Avocado(now deceased, a very sad day it was a big producer and in such demand we’d come home to find thieves had stolen them. It was planted right next to a foundation though).
Passionfruit(now deceased but I was the only sad party, also not a tree but a vine. It was producing five pounds of fruit a week! But my wife was like ah that is trash fruit)
Guava(wish this one had been cut down!)
Acerola cherry
Mamoncillo
Hog plum?
Papaya(these come and go)
Soursop(never have got a decent fruit off it, maybe a fungus?)
And the neighbors have a rose apple? tree which drops on our side, finders keepers!
In my place, kids make sling shots from ‘y’ branches.
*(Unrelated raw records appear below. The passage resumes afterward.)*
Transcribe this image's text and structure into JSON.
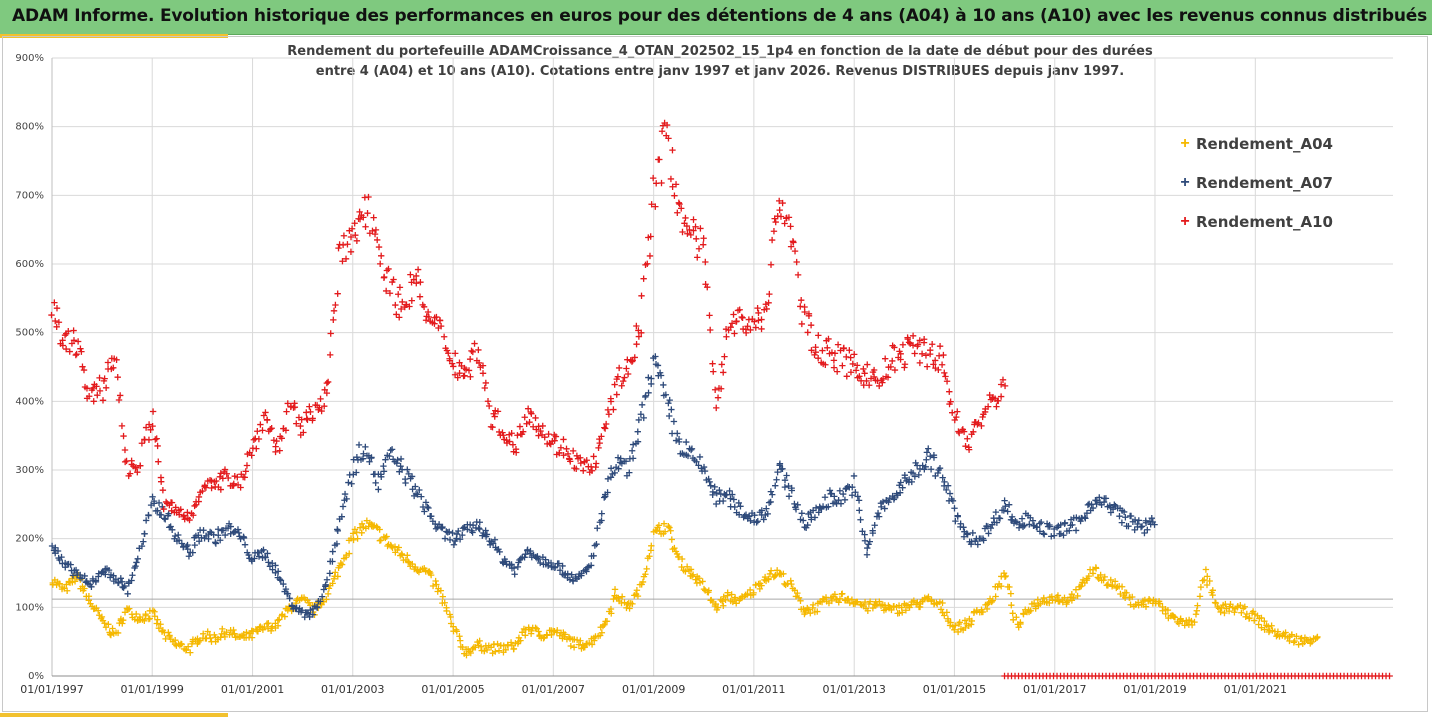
{
  "header": {
    "title": "ADAM Informe. Evolution historique des performances en euros pour des détentions de 4 ans (A04) à 10 ans (A10) avec les revenus connus distribués"
  },
  "chart_data": {
    "type": "scatter",
    "title_line1": "Rendement du portefeuille ADAMCroissance_4_OTAN_202502_15_1p4  en fonction de la date de début pour des durées",
    "title_line2": "entre 4 (A04) et 10 ans (A10). Cotations entre janv 1997 et janv 2026. Revenus DISTRIBUES depuis janv 1997.",
    "y_ticks": [
      "0%",
      "100%",
      "200%",
      "300%",
      "400%",
      "500%",
      "600%",
      "700%",
      "800%",
      "900%"
    ],
    "ylim": [
      0,
      900
    ],
    "x_ticks": [
      "01/01/1997",
      "01/01/1999",
      "01/01/2001",
      "01/01/2003",
      "01/01/2005",
      "01/01/2007",
      "01/01/2009",
      "01/01/2011",
      "01/01/2013",
      "01/01/2015",
      "01/01/2017",
      "01/01/2019",
      "01/01/2021"
    ],
    "xlim": [
      "1997-01-01",
      "2023-10-01"
    ],
    "legend_position": "right",
    "colors": {
      "A04": "#f5b800",
      "A07": "#2e4a7a",
      "A10": "#e31a1c",
      "grid": "#d9d9d9",
      "ref_line": "#a6a6a6"
    },
    "reference_line": 112,
    "series": [
      {
        "name": "Rendement_A04",
        "key": "A04",
        "points": [
          [
            "1997-01-01",
            140
          ],
          [
            "1997-04-01",
            125
          ],
          [
            "1997-07-01",
            145
          ],
          [
            "1997-10-01",
            110
          ],
          [
            "1998-01-01",
            80
          ],
          [
            "1998-04-01",
            60
          ],
          [
            "1998-07-01",
            95
          ],
          [
            "1998-10-01",
            85
          ],
          [
            "1999-01-01",
            90
          ],
          [
            "1999-04-01",
            60
          ],
          [
            "1999-07-01",
            45
          ],
          [
            "1999-10-01",
            40
          ],
          [
            "2000-01-01",
            60
          ],
          [
            "2000-04-01",
            55
          ],
          [
            "2000-07-01",
            65
          ],
          [
            "2000-10-01",
            55
          ],
          [
            "2001-01-01",
            60
          ],
          [
            "2001-04-01",
            70
          ],
          [
            "2001-07-01",
            75
          ],
          [
            "2001-10-01",
            100
          ],
          [
            "2002-01-01",
            110
          ],
          [
            "2002-04-01",
            95
          ],
          [
            "2002-07-01",
            120
          ],
          [
            "2002-10-01",
            160
          ],
          [
            "2003-01-01",
            200
          ],
          [
            "2003-04-01",
            220
          ],
          [
            "2003-07-01",
            210
          ],
          [
            "2003-10-01",
            190
          ],
          [
            "2004-01-01",
            175
          ],
          [
            "2004-04-01",
            160
          ],
          [
            "2004-07-01",
            150
          ],
          [
            "2004-10-01",
            120
          ],
          [
            "2005-01-01",
            70
          ],
          [
            "2005-04-01",
            35
          ],
          [
            "2005-07-01",
            45
          ],
          [
            "2005-10-01",
            40
          ],
          [
            "2006-01-01",
            40
          ],
          [
            "2006-04-01",
            45
          ],
          [
            "2006-07-01",
            70
          ],
          [
            "2006-10-01",
            60
          ],
          [
            "2007-01-01",
            65
          ],
          [
            "2007-04-01",
            55
          ],
          [
            "2007-07-01",
            45
          ],
          [
            "2007-10-01",
            50
          ],
          [
            "2008-01-01",
            70
          ],
          [
            "2008-04-01",
            120
          ],
          [
            "2008-07-01",
            100
          ],
          [
            "2008-10-01",
            130
          ],
          [
            "2009-01-01",
            205
          ],
          [
            "2009-04-01",
            220
          ],
          [
            "2009-07-01",
            170
          ],
          [
            "2009-10-01",
            150
          ],
          [
            "2010-01-01",
            130
          ],
          [
            "2010-04-01",
            100
          ],
          [
            "2010-07-01",
            115
          ],
          [
            "2010-10-01",
            110
          ],
          [
            "2011-01-01",
            125
          ],
          [
            "2011-04-01",
            145
          ],
          [
            "2011-07-01",
            150
          ],
          [
            "2011-10-01",
            130
          ],
          [
            "2012-01-01",
            95
          ],
          [
            "2012-04-01",
            100
          ],
          [
            "2012-07-01",
            110
          ],
          [
            "2012-10-01",
            115
          ],
          [
            "2013-01-01",
            110
          ],
          [
            "2013-04-01",
            100
          ],
          [
            "2013-07-01",
            105
          ],
          [
            "2013-10-01",
            95
          ],
          [
            "2014-01-01",
            100
          ],
          [
            "2014-04-01",
            105
          ],
          [
            "2014-07-01",
            110
          ],
          [
            "2014-10-01",
            100
          ],
          [
            "2015-01-01",
            70
          ],
          [
            "2015-04-01",
            75
          ],
          [
            "2015-07-01",
            95
          ],
          [
            "2015-10-01",
            110
          ],
          [
            "2016-01-01",
            150
          ],
          [
            "2016-04-01",
            70
          ],
          [
            "2016-07-01",
            100
          ],
          [
            "2016-10-01",
            110
          ],
          [
            "2017-01-01",
            115
          ],
          [
            "2017-04-01",
            110
          ],
          [
            "2017-07-01",
            125
          ],
          [
            "2017-10-01",
            155
          ],
          [
            "2018-01-01",
            140
          ],
          [
            "2018-04-01",
            130
          ],
          [
            "2018-07-01",
            110
          ],
          [
            "2018-10-01",
            105
          ],
          [
            "2019-01-01",
            110
          ],
          [
            "2019-04-01",
            90
          ],
          [
            "2019-07-01",
            80
          ],
          [
            "2019-10-01",
            75
          ],
          [
            "2020-01-01",
            150
          ],
          [
            "2020-04-01",
            95
          ],
          [
            "2020-07-01",
            100
          ],
          [
            "2020-10-01",
            95
          ],
          [
            "2021-01-01",
            85
          ],
          [
            "2021-04-01",
            70
          ],
          [
            "2021-07-01",
            60
          ],
          [
            "2021-10-01",
            55
          ],
          [
            "2022-01-01",
            50
          ],
          [
            "2022-04-01",
            60
          ]
        ]
      },
      {
        "name": "Rendement_A07",
        "key": "A07",
        "points": [
          [
            "1997-01-01",
            190
          ],
          [
            "1997-04-01",
            160
          ],
          [
            "1997-07-01",
            150
          ],
          [
            "1997-10-01",
            130
          ],
          [
            "1998-01-01",
            155
          ],
          [
            "1998-04-01",
            145
          ],
          [
            "1998-07-01",
            125
          ],
          [
            "1998-10-01",
            180
          ],
          [
            "1999-01-01",
            250
          ],
          [
            "1999-04-01",
            240
          ],
          [
            "1999-07-01",
            200
          ],
          [
            "1999-10-01",
            180
          ],
          [
            "2000-01-01",
            210
          ],
          [
            "2000-04-01",
            200
          ],
          [
            "2000-07-01",
            215
          ],
          [
            "2000-10-01",
            205
          ],
          [
            "2001-01-01",
            170
          ],
          [
            "2001-04-01",
            180
          ],
          [
            "2001-07-01",
            150
          ],
          [
            "2001-10-01",
            110
          ],
          [
            "2002-01-01",
            90
          ],
          [
            "2002-04-01",
            95
          ],
          [
            "2002-07-01",
            140
          ],
          [
            "2002-10-01",
            230
          ],
          [
            "2003-01-01",
            300
          ],
          [
            "2003-04-01",
            340
          ],
          [
            "2003-07-01",
            280
          ],
          [
            "2003-10-01",
            320
          ],
          [
            "2004-01-01",
            300
          ],
          [
            "2004-04-01",
            270
          ],
          [
            "2004-07-01",
            240
          ],
          [
            "2004-10-01",
            210
          ],
          [
            "2005-01-01",
            200
          ],
          [
            "2005-04-01",
            210
          ],
          [
            "2005-07-01",
            220
          ],
          [
            "2005-10-01",
            200
          ],
          [
            "2006-01-01",
            170
          ],
          [
            "2006-04-01",
            155
          ],
          [
            "2006-07-01",
            185
          ],
          [
            "2006-10-01",
            170
          ],
          [
            "2007-01-01",
            165
          ],
          [
            "2007-04-01",
            150
          ],
          [
            "2007-07-01",
            140
          ],
          [
            "2007-10-01",
            160
          ],
          [
            "2008-01-01",
            250
          ],
          [
            "2008-04-01",
            310
          ],
          [
            "2008-07-01",
            300
          ],
          [
            "2008-10-01",
            370
          ],
          [
            "2009-01-01",
            460
          ],
          [
            "2009-04-01",
            400
          ],
          [
            "2009-07-01",
            340
          ],
          [
            "2009-10-01",
            320
          ],
          [
            "2010-01-01",
            300
          ],
          [
            "2010-04-01",
            260
          ],
          [
            "2010-07-01",
            260
          ],
          [
            "2010-10-01",
            240
          ],
          [
            "2011-01-01",
            230
          ],
          [
            "2011-04-01",
            240
          ],
          [
            "2011-07-01",
            300
          ],
          [
            "2011-10-01",
            270
          ],
          [
            "2012-01-01",
            220
          ],
          [
            "2012-04-01",
            240
          ],
          [
            "2012-07-01",
            260
          ],
          [
            "2012-10-01",
            260
          ],
          [
            "2013-01-01",
            280
          ],
          [
            "2013-04-01",
            180
          ],
          [
            "2013-07-01",
            240
          ],
          [
            "2013-10-01",
            260
          ],
          [
            "2014-01-01",
            280
          ],
          [
            "2014-04-01",
            300
          ],
          [
            "2014-07-01",
            320
          ],
          [
            "2014-10-01",
            290
          ],
          [
            "2015-01-01",
            240
          ],
          [
            "2015-04-01",
            200
          ],
          [
            "2015-07-01",
            200
          ],
          [
            "2015-10-01",
            220
          ],
          [
            "2016-01-01",
            250
          ],
          [
            "2016-04-01",
            220
          ],
          [
            "2016-07-01",
            230
          ],
          [
            "2016-10-01",
            215
          ],
          [
            "2017-01-01",
            210
          ],
          [
            "2017-04-01",
            215
          ],
          [
            "2017-07-01",
            225
          ],
          [
            "2017-10-01",
            255
          ],
          [
            "2018-01-01",
            250
          ],
          [
            "2018-04-01",
            240
          ],
          [
            "2018-07-01",
            225
          ],
          [
            "2018-10-01",
            215
          ],
          [
            "2019-01-01",
            230
          ]
        ]
      },
      {
        "name": "Rendement_A10",
        "key": "A10",
        "points": [
          [
            "1997-01-01",
            530
          ],
          [
            "1997-04-01",
            480
          ],
          [
            "1997-07-01",
            490
          ],
          [
            "1997-10-01",
            400
          ],
          [
            "1998-01-01",
            420
          ],
          [
            "1998-04-01",
            470
          ],
          [
            "1998-07-01",
            300
          ],
          [
            "1998-10-01",
            310
          ],
          [
            "1999-01-01",
            380
          ],
          [
            "1999-04-01",
            250
          ],
          [
            "1999-07-01",
            240
          ],
          [
            "1999-10-01",
            230
          ],
          [
            "2000-01-01",
            280
          ],
          [
            "2000-04-01",
            275
          ],
          [
            "2000-07-01",
            290
          ],
          [
            "2000-10-01",
            285
          ],
          [
            "2001-01-01",
            330
          ],
          [
            "2001-04-01",
            380
          ],
          [
            "2001-07-01",
            330
          ],
          [
            "2001-10-01",
            390
          ],
          [
            "2002-01-01",
            360
          ],
          [
            "2002-04-01",
            395
          ],
          [
            "2002-07-01",
            410
          ],
          [
            "2002-10-01",
            620
          ],
          [
            "2003-01-01",
            630
          ],
          [
            "2003-04-01",
            690
          ],
          [
            "2003-07-01",
            640
          ],
          [
            "2003-10-01",
            560
          ],
          [
            "2004-01-01",
            540
          ],
          [
            "2004-04-01",
            580
          ],
          [
            "2004-07-01",
            520
          ],
          [
            "2004-10-01",
            500
          ],
          [
            "2005-01-01",
            460
          ],
          [
            "2005-04-01",
            440
          ],
          [
            "2005-07-01",
            480
          ],
          [
            "2005-10-01",
            380
          ],
          [
            "2006-01-01",
            360
          ],
          [
            "2006-04-01",
            330
          ],
          [
            "2006-07-01",
            390
          ],
          [
            "2006-10-01",
            360
          ],
          [
            "2007-01-01",
            340
          ],
          [
            "2007-04-01",
            330
          ],
          [
            "2007-07-01",
            310
          ],
          [
            "2007-10-01",
            300
          ],
          [
            "2008-01-01",
            350
          ],
          [
            "2008-04-01",
            420
          ],
          [
            "2008-07-01",
            450
          ],
          [
            "2008-10-01",
            520
          ],
          [
            "2009-01-01",
            700
          ],
          [
            "2009-04-01",
            790
          ],
          [
            "2009-07-01",
            690
          ],
          [
            "2009-10-01",
            640
          ],
          [
            "2010-01-01",
            620
          ],
          [
            "2010-04-01",
            400
          ],
          [
            "2010-07-01",
            510
          ],
          [
            "2010-10-01",
            520
          ],
          [
            "2011-01-01",
            510
          ],
          [
            "2011-04-01",
            540
          ],
          [
            "2011-07-01",
            700
          ],
          [
            "2011-10-01",
            640
          ],
          [
            "2012-01-01",
            520
          ],
          [
            "2012-04-01",
            480
          ],
          [
            "2012-07-01",
            470
          ],
          [
            "2012-10-01",
            460
          ],
          [
            "2013-01-01",
            450
          ],
          [
            "2013-04-01",
            440
          ],
          [
            "2013-07-01",
            430
          ],
          [
            "2013-10-01",
            460
          ],
          [
            "2014-01-01",
            470
          ],
          [
            "2014-04-01",
            480
          ],
          [
            "2014-07-01",
            470
          ],
          [
            "2014-10-01",
            460
          ],
          [
            "2015-01-01",
            380
          ],
          [
            "2015-04-01",
            340
          ],
          [
            "2015-07-01",
            370
          ],
          [
            "2015-10-01",
            400
          ],
          [
            "2016-01-01",
            420
          ]
        ]
      }
    ],
    "zero_band": {
      "key": "A10",
      "from": "2016-01-01",
      "to": "2023-10-01",
      "value": 0
    }
  }
}
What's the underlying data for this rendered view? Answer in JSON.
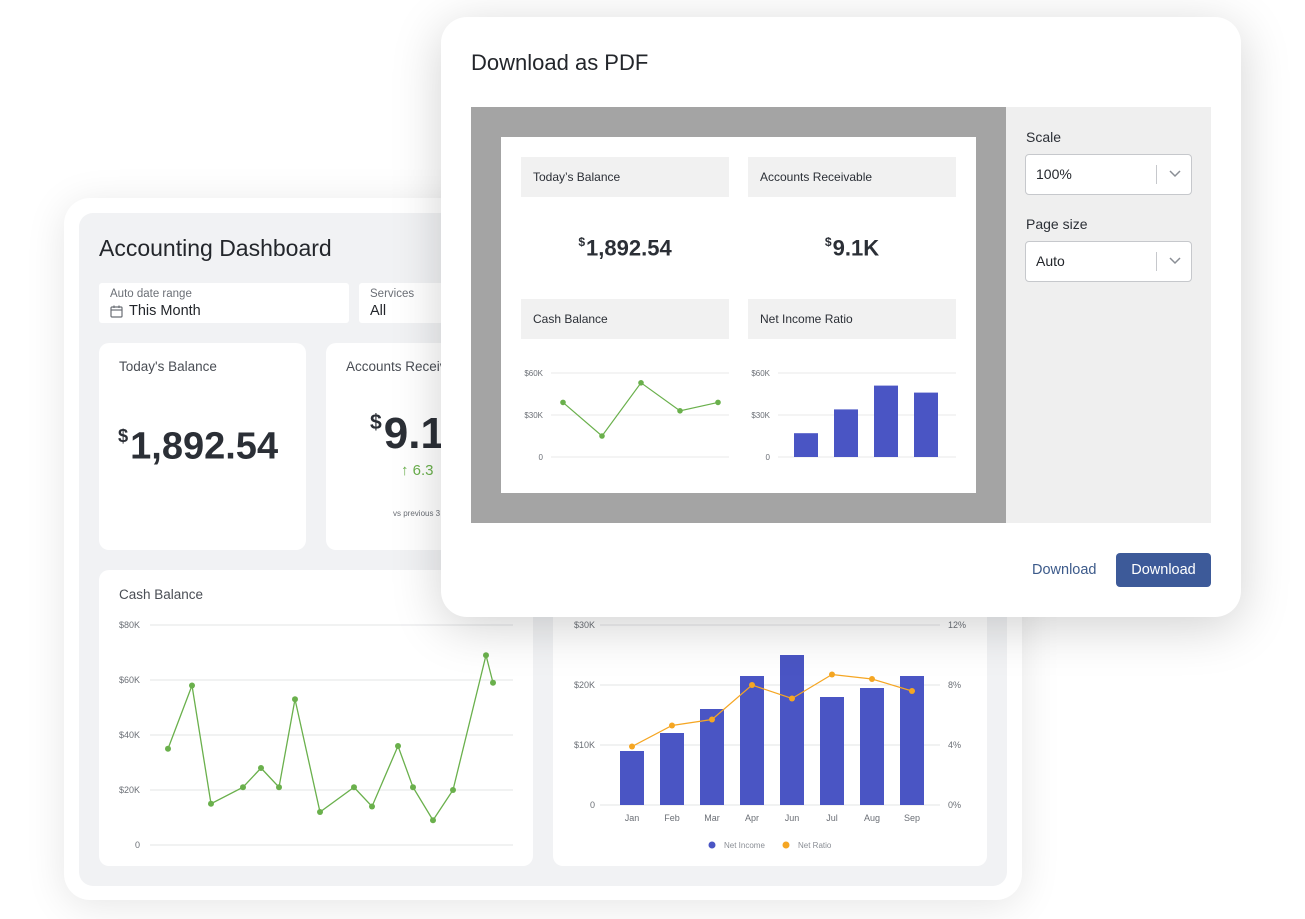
{
  "dashboard": {
    "title": "Accounting Dashboard",
    "filters": [
      {
        "label": "Auto date range",
        "value": "This Month"
      },
      {
        "label": "Services",
        "value": "All"
      }
    ],
    "todays_balance": {
      "title": "Today's Balance",
      "currency": "$",
      "value": "1,892.54"
    },
    "accounts_receivable": {
      "title": "Accounts Receiv",
      "currency": "$",
      "value": "9.1",
      "delta": "6.3",
      "vs_text": "vs previous 3"
    },
    "cash_balance": {
      "title": "Cash Balance"
    },
    "net_income_card": {
      "legend": [
        "Net Income",
        "Net Ratio"
      ]
    }
  },
  "modal": {
    "title": "Download as PDF",
    "preview": {
      "todays_balance": {
        "title": "Today’s Balance",
        "currency": "$",
        "value": "1,892.54"
      },
      "accounts_receivable": {
        "title": "Accounts Receivable",
        "currency": "$",
        "value": "9.1K"
      },
      "cash_balance": {
        "title": "Cash Balance"
      },
      "net_income_ratio": {
        "title": "Net Income Ratio"
      }
    },
    "scale": {
      "label": "Scale",
      "value": "100%"
    },
    "page_size": {
      "label": "Page size",
      "value": "Auto"
    },
    "download_link": "Download",
    "download_button": "Download"
  },
  "colors": {
    "accent": "#3d5a99",
    "green": "#6ab04c",
    "bar": "#4a55c4",
    "orange": "#f5a623"
  },
  "chart_data": [
    {
      "id": "cash-balance",
      "type": "line",
      "title": "Cash Balance",
      "ylim": [
        0,
        80000
      ],
      "yticks": [
        "0",
        "$20K",
        "$40K",
        "$60K",
        "$80K"
      ],
      "values": [
        35000,
        58000,
        15000,
        21000,
        28000,
        21000,
        53000,
        12000,
        21000,
        14000,
        36000,
        21000,
        9000,
        20000,
        69000,
        59000
      ],
      "color": "#6ab04c"
    },
    {
      "id": "net-income",
      "type": "bar",
      "categories": [
        "Jan",
        "Feb",
        "Mar",
        "Apr",
        "Jun",
        "Jul",
        "Aug",
        "Sep"
      ],
      "ylim": [
        0,
        30000
      ],
      "yticks": [
        "0",
        "$10K",
        "$20K",
        "$30K"
      ],
      "y2lim": [
        0,
        12
      ],
      "y2ticks": [
        "0%",
        "4%",
        "8%",
        "12%"
      ],
      "series": [
        {
          "name": "Net Income",
          "type": "bar",
          "values": [
            9000,
            12000,
            16000,
            21500,
            25000,
            18000,
            19500,
            21500
          ],
          "color": "#4a55c4"
        },
        {
          "name": "Net Ratio",
          "type": "line",
          "axis": "right",
          "values": [
            3.9,
            5.3,
            5.7,
            8.0,
            7.1,
            8.7,
            8.4,
            7.6
          ],
          "color": "#f5a623"
        }
      ],
      "legend": "bottom"
    },
    {
      "id": "preview-cash-balance",
      "type": "line",
      "ylim": [
        0,
        60000
      ],
      "yticks": [
        "0",
        "$30K",
        "$60K"
      ],
      "values": [
        39000,
        15000,
        53000,
        33000,
        39000
      ],
      "color": "#6ab04c"
    },
    {
      "id": "preview-net-income",
      "type": "bar",
      "ylim": [
        0,
        60000
      ],
      "yticks": [
        "0",
        "$30K",
        "$60K"
      ],
      "values": [
        17000,
        34000,
        51000,
        46000
      ],
      "color": "#4a55c4"
    }
  ]
}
Martial artists make fighting sticks from the wood (better than ash or hickory.) And the fruit’s vitamin c content makes eating the bugs worthwhile. Ok, the bugs is a joke.
The wood will make a great archery bow, if the trunk is straight. Most any primitive bow maker would love to have the trunk and would likely cut it down for free.
They don’t always squish when they fall, unless yours are falling to concrete or cement (like ours). Our neighbor’s guava either falls on our driveway (squashed) or yard (nonsquash). I love it.
I do understand the maggot thing… I have to either throw away or cut away the affected guavas. With the rest, I make juice. Oh so happy!
We have julie mangoes, fig plantains, moco plantains, pomegranate, avocado, cashew, and guava. Since I lived in Brazil, I know and like cashew juice, which is what I make with it.
Guava trees have that beautiful, muscular, fluted, multi-reddish-brown-hued trunks and limbs. I’d be thrilled to live where I could grow them, for that reason alone.